直升机里的人开始催了:“你到底走不走,病人情况很不好,一直疼得出汗,再不去医院就来不及了!”
“你看,这我也没办法,我先走了!”秃头趁机想溜,但还是被吴止的铁钳一般的大手制住,“你想干嘛?你想害死戴玛吗?!”
“这人是驾驶员啊非要带上他!”吴止转头冲直升机里的人怒吼道,“你们再不走信不信我把你们都从直升机上扯下来然后自己送戴玛去医院!”
直升机上的人看到吴止愤怒的脸被吓到大脑一片空白,他们也没来得及怀疑吴止有没有直升机驾驶证,听完话后都被吓到直接关闭了舱门只把昏迷的戴玛和脚扭伤的边城带离了荒岛。
“现在你不得不说实话了。”吴止的眼神看着要吃人,然后贴着秃头的耳朵说,“你不把实情一五一十地说出来我这就把你扔到森林深处,你要知道,马上就到晚上了,夜晚中的森林,可不止有野猪。”
“你,你不敢的。”秃头的声音,微微颤抖。
“哦,看来你很了解我,那你要不要试试不告诉我实情的下场?”
“不行的,我们在周围都有摄像头和无人机,你做这些都会被拍下来,我要是有什么不测你肯定脱不了干系!”
“机器再能摄像也是有角度的,不然你们怎么会在岛上装这么多,而摄像存在角度就证明有死角,而死角,是看不到人的。”吴止拽住秃头的手微微发力,秃头感觉自己的骨头要裂了,“我不是个有耐心的人,我现在只给你三秒钟的时间考虑,三秒一过,你想说我也不想听了。
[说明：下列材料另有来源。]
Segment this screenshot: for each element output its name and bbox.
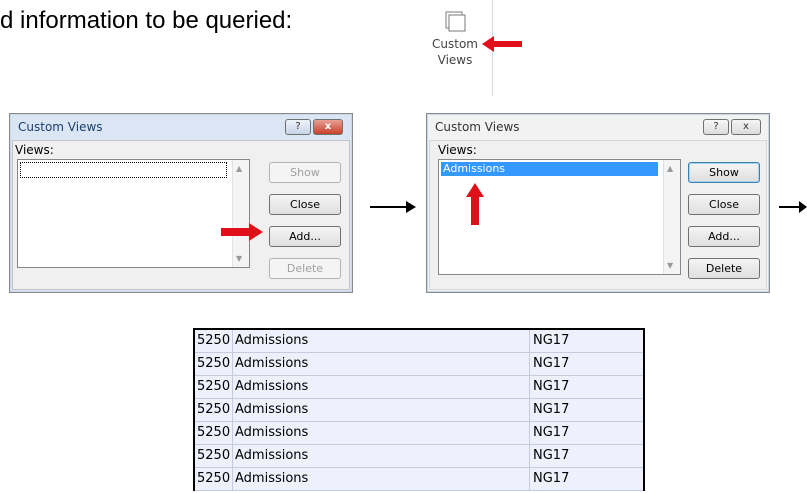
cell-divider bbox=[529, 330, 530, 352]
cell-divider bbox=[232, 399, 233, 421]
cell-divider bbox=[232, 376, 233, 398]
show-button[interactable]: Show bbox=[688, 162, 760, 183]
cell-name: Admissions bbox=[235, 333, 309, 348]
scroll-down-icon[interactable]: ▼ bbox=[236, 254, 242, 263]
flow-arrow-icon bbox=[370, 201, 416, 213]
cell-grade: NG17 bbox=[533, 448, 570, 463]
table-body: 5250 Admissions NG17 5250 Admissions NG17 5250… bbox=[193, 328, 645, 491]
table-row[interactable]: 5250 Admissions NG17 bbox=[195, 330, 643, 353]
red-arrow-icon bbox=[221, 223, 263, 241]
cell-grade: NG17 bbox=[533, 379, 570, 394]
cell-grade: NG17 bbox=[533, 471, 570, 486]
cell-divider bbox=[529, 376, 530, 398]
cell-grade: NG17 bbox=[533, 356, 570, 371]
cell-code: 5250 bbox=[197, 425, 231, 440]
cell-code: 5250 bbox=[197, 333, 231, 348]
close-button[interactable]: Close bbox=[269, 194, 341, 215]
cell-name: Admissions bbox=[235, 425, 309, 440]
help-button[interactable]: ? bbox=[285, 119, 311, 135]
cell-grade: NG17 bbox=[533, 402, 570, 417]
close-button[interactable]: Close bbox=[688, 194, 760, 215]
delete-button[interactable]: Delete bbox=[269, 258, 341, 279]
table-row[interactable]: 5250 Admissions NG17 bbox=[195, 353, 643, 376]
cell-divider bbox=[529, 445, 530, 467]
table-row[interactable]: 5250 Admissions NG17 bbox=[195, 468, 643, 491]
list-item-admissions[interactable]: Admissions bbox=[441, 162, 658, 176]
cell-divider bbox=[529, 468, 530, 490]
cell-name: Admissions bbox=[235, 379, 309, 394]
cell-divider bbox=[529, 422, 530, 444]
cell-code: 5250 bbox=[197, 402, 231, 417]
cell-divider bbox=[232, 422, 233, 444]
listbox-scrollbar[interactable]: ▲ ▼ bbox=[663, 160, 680, 274]
views-label: Views: bbox=[15, 143, 54, 157]
admissions-table: 5250 Admissions NG17 5250 Admissions NG17 5250… bbox=[193, 310, 646, 493]
views-label: Views: bbox=[438, 143, 477, 157]
cell-code: 5250 bbox=[197, 379, 231, 394]
table-row[interactable]: 5250 Admissions NG17 bbox=[195, 376, 643, 399]
table-row[interactable]: 5250 Admissions NG17 bbox=[195, 399, 643, 422]
close-x-button[interactable]: x bbox=[313, 119, 343, 135]
custom-views-dialog-empty: Custom Views ? x Views: ▲ ▼ Show Close A… bbox=[9, 113, 353, 293]
scroll-up-icon[interactable]: ▲ bbox=[236, 164, 242, 173]
cell-divider bbox=[232, 445, 233, 467]
cell-divider bbox=[232, 468, 233, 490]
views-listbox[interactable]: ▲ ▼ bbox=[17, 159, 250, 268]
help-button[interactable]: ? bbox=[703, 119, 729, 135]
cell-code: 5250 bbox=[197, 448, 231, 463]
dialog-title: Custom Views bbox=[435, 120, 520, 134]
cell-name: Admissions bbox=[235, 402, 309, 417]
add-button[interactable]: Add... bbox=[269, 226, 341, 247]
cell-code: 5250 bbox=[197, 356, 231, 371]
dialog-title: Custom Views bbox=[18, 120, 103, 134]
dialog-titlebar: Custom Views ? x bbox=[10, 114, 352, 140]
table-row[interactable]: 5250 Admissions NG17 bbox=[195, 445, 643, 468]
cell-name: Admissions bbox=[235, 356, 309, 371]
cell-divider bbox=[232, 330, 233, 352]
list-item[interactable] bbox=[20, 162, 227, 178]
dialog-body: Views: ▲ ▼ Show Close Add... Delete bbox=[12, 140, 350, 290]
ribbon-label-line2: Views bbox=[437, 53, 473, 67]
table-row[interactable]: 5250 Admissions NG17 bbox=[195, 422, 643, 445]
scroll-up-icon[interactable]: ▲ bbox=[667, 164, 673, 173]
red-up-arrow-icon bbox=[466, 183, 484, 225]
cell-divider bbox=[529, 399, 530, 421]
ribbon-label-line1: Custom bbox=[432, 37, 478, 51]
scroll-down-icon[interactable]: ▼ bbox=[667, 261, 673, 270]
show-button[interactable]: Show bbox=[269, 162, 341, 183]
cell-code: 5250 bbox=[197, 471, 231, 486]
cell-divider bbox=[529, 353, 530, 375]
flow-arrow-icon bbox=[779, 201, 807, 213]
cell-name: Admissions bbox=[235, 471, 309, 486]
red-arrow-icon bbox=[482, 36, 522, 52]
custom-views-ribbon-button[interactable]: Custom Views bbox=[425, 6, 485, 90]
cell-grade: NG17 bbox=[533, 425, 570, 440]
page-heading: d information to be queried: bbox=[0, 7, 293, 34]
delete-button[interactable]: Delete bbox=[688, 258, 760, 279]
cell-grade: NG17 bbox=[533, 333, 570, 348]
dialog-titlebar: Custom Views ? x bbox=[427, 114, 769, 140]
close-x-button[interactable]: x bbox=[731, 119, 761, 135]
add-button[interactable]: Add... bbox=[688, 226, 760, 247]
listbox-scrollbar[interactable]: ▲ ▼ bbox=[232, 160, 249, 267]
custom-views-icon bbox=[445, 11, 466, 32]
cell-name: Admissions bbox=[235, 448, 309, 463]
cell-divider bbox=[232, 353, 233, 375]
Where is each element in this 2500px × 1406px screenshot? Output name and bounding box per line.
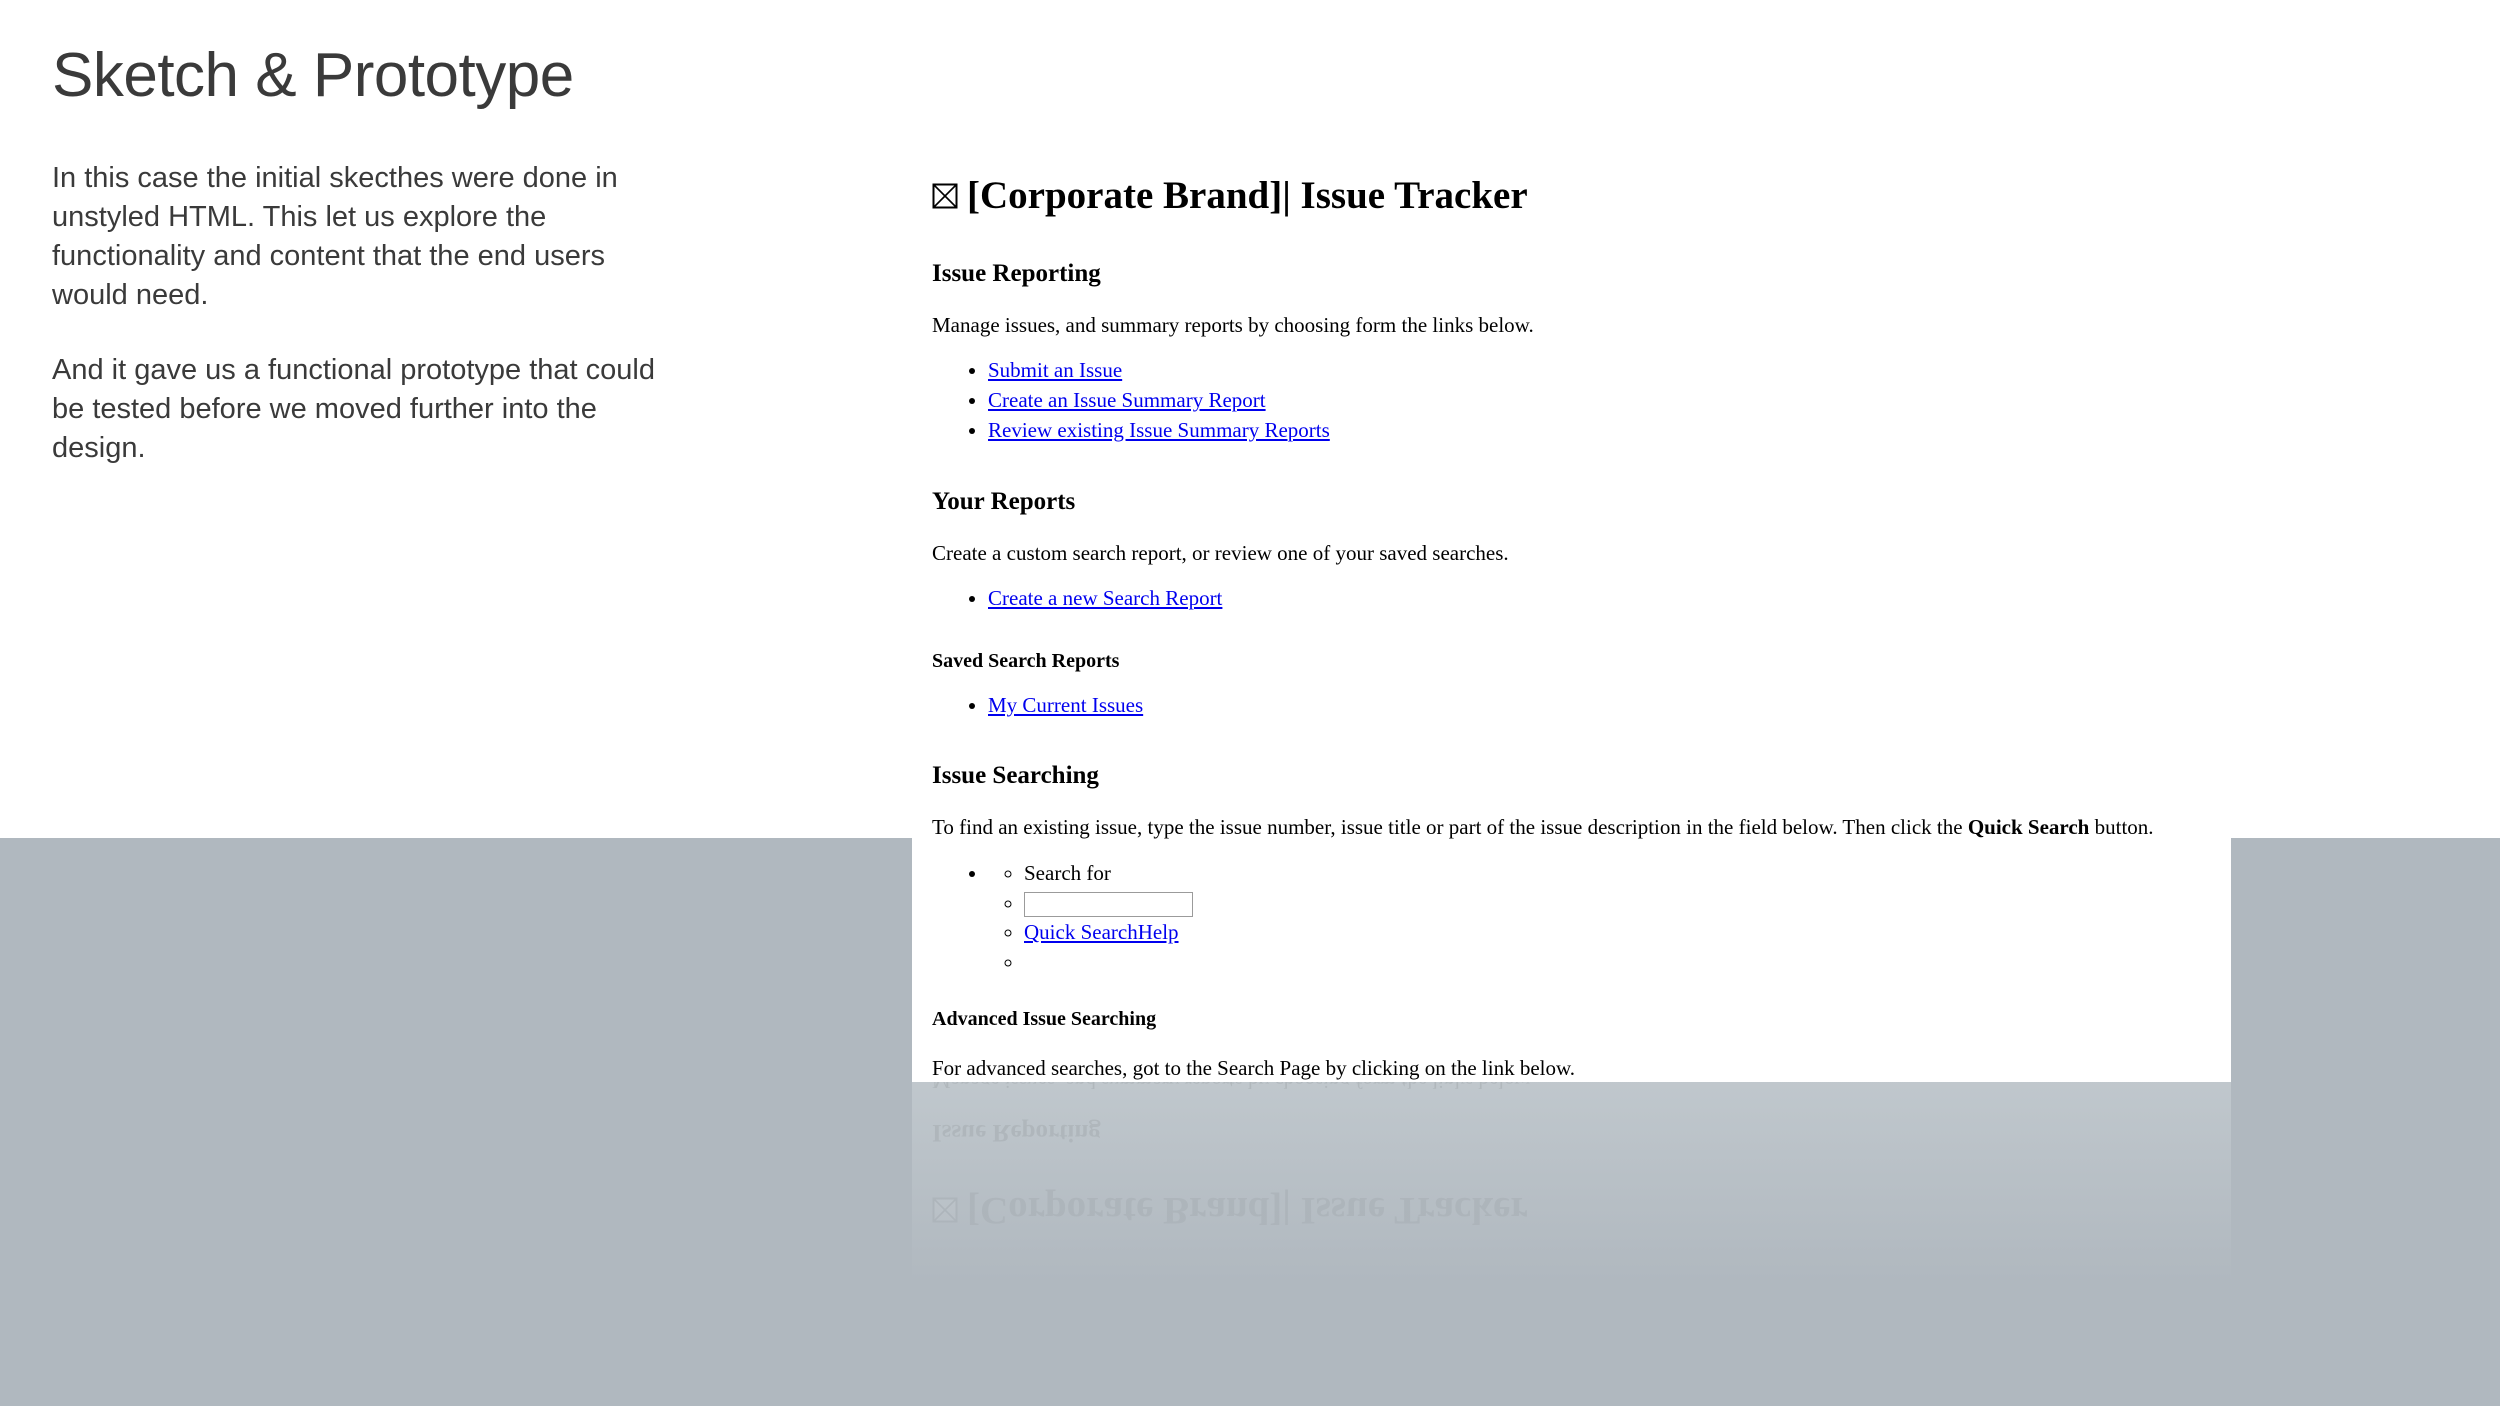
list-item: Create a new Search Report	[988, 584, 2231, 614]
issue-searching-intro-before: To find an existing issue, type the issu…	[932, 815, 1968, 840]
search-for-label: Search for	[1024, 860, 1111, 885]
saved-search-link-list: My Current Issues	[932, 691, 2231, 721]
list-item: Quick SearchHelp	[1024, 918, 2231, 948]
broken-image-icon	[932, 176, 958, 209]
slide-paragraph-2: And it gave us a functional prototype th…	[52, 354, 655, 465]
prototype-page-title: [Corporate Brand]| Issue Tracker	[932, 174, 2231, 218]
link-quick-search-help[interactable]: Quick SearchHelp	[1024, 920, 1179, 944]
list-item: Search for	[1024, 859, 2231, 889]
issue-reporting-intro: Manage issues, and summary reports by ch…	[932, 1082, 2231, 1094]
issue-searching-intro: To find an existing issue, type the issu…	[932, 814, 2231, 840]
issue-searching-intro-after: button.	[2089, 815, 2154, 840]
broken-image-icon	[932, 1197, 958, 1230]
page-title: Sketch & Prototype	[52, 41, 574, 110]
list-item: Review existing Issue Summary Reports	[988, 416, 2231, 446]
list-item: My Current Issues	[988, 691, 2231, 721]
list-item: Create an Issue Summary Report	[988, 386, 2231, 416]
slide-canvas: Sketch & Prototype In this case the init…	[0, 0, 2500, 1406]
prototype-page-title: [Corporate Brand]| Issue Tracker	[932, 1188, 2231, 1232]
issue-reporting-intro: Manage issues, and summary reports by ch…	[932, 312, 1534, 337]
section-heading-your-reports: Your Reports	[932, 487, 1076, 515]
link-create-a-new-search-report[interactable]: Create a new Search Report	[988, 586, 1222, 610]
quick-search-inner-list: Search for Quick SearchHelp	[988, 859, 2231, 972]
section-heading-issue-reporting: Issue Reporting	[932, 1119, 1101, 1147]
search-input[interactable]	[1024, 892, 1193, 918]
link-create-issue-summary-report[interactable]: Create an Issue Summary Report	[988, 388, 1266, 412]
issue-searching-intro-bold: Quick Search	[1967, 815, 2090, 840]
prototype-screenshot-card: [Corporate Brand]| Issue Tracker Issue R…	[912, 0, 2231, 1082]
quick-search-outer-list: Search for Quick SearchHelp	[932, 859, 2231, 972]
list-item	[1024, 889, 2231, 919]
link-review-existing-issue-summary-reports[interactable]: Review existing Issue Summary Reports	[988, 418, 1330, 442]
link-my-current-issues[interactable]: My Current Issues	[988, 693, 1143, 717]
issue-reporting-link-list: Submit an Issue Create an Issue Summary …	[932, 356, 2231, 445]
your-reports-intro: Create a custom search report, or review…	[932, 540, 1509, 565]
card-reflection-mirror: [Corporate Brand]| Issue Tracker Issue R…	[912, 1082, 2231, 1406]
list-item-empty	[1024, 948, 2231, 972]
prototype-page-title-text: [Corporate Brand]| Issue Tracker	[967, 1189, 1528, 1232]
advanced-searching-intro: For advanced searches, got to the Search…	[932, 1056, 1576, 1081]
slide-paragraph-1: In this case the initial skecthes were d…	[52, 162, 618, 312]
list-item: Search for Quick SearchHelp	[988, 859, 2231, 972]
card-reflection: [Corporate Brand]| Issue Tracker Issue R…	[912, 1082, 2231, 1406]
section-heading-saved-search-reports: Saved Search Reports	[932, 649, 1120, 672]
link-submit-an-issue[interactable]: Submit an Issue	[988, 358, 1122, 382]
your-reports-link-list: Create a new Search Report	[932, 584, 2231, 614]
backdrop-grey-right	[2231, 838, 2500, 1406]
section-heading-advanced-issue-searching: Advanced Issue Searching	[932, 1008, 1157, 1031]
section-heading-issue-reporting: Issue Reporting	[932, 259, 1101, 287]
prototype-document: [Corporate Brand]| Issue Tracker Issue R…	[922, 1082, 2231, 1406]
list-item: Submit an Issue	[988, 356, 2231, 386]
prototype-page-title-text: [Corporate Brand]| Issue Tracker	[967, 174, 1528, 217]
section-heading-issue-searching: Issue Searching	[932, 762, 1099, 790]
slide-copy-block: Sketch & Prototype In this case the init…	[52, 40, 752, 504]
prototype-document: [Corporate Brand]| Issue Tracker Issue R…	[922, 0, 2231, 1082]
”
“你这是犯罪,你不能这么做!”
“三。”
“我就是一个小虾米,只是听人指示,我也左右不了局面啊!”
“二。”
“你放过我吧,我说出来的话不但会丢了工作,以后没人敢要我的!”
“一。”
“我说!”
直升机已经飞走了,吴止余光瞥到天空中远去的墨绿色的点,这才放开了握着秃头的手。
郑贺在原地揉着屁股蹦蹦跳跳,其他人从树上下来自然而然聚集到他身边。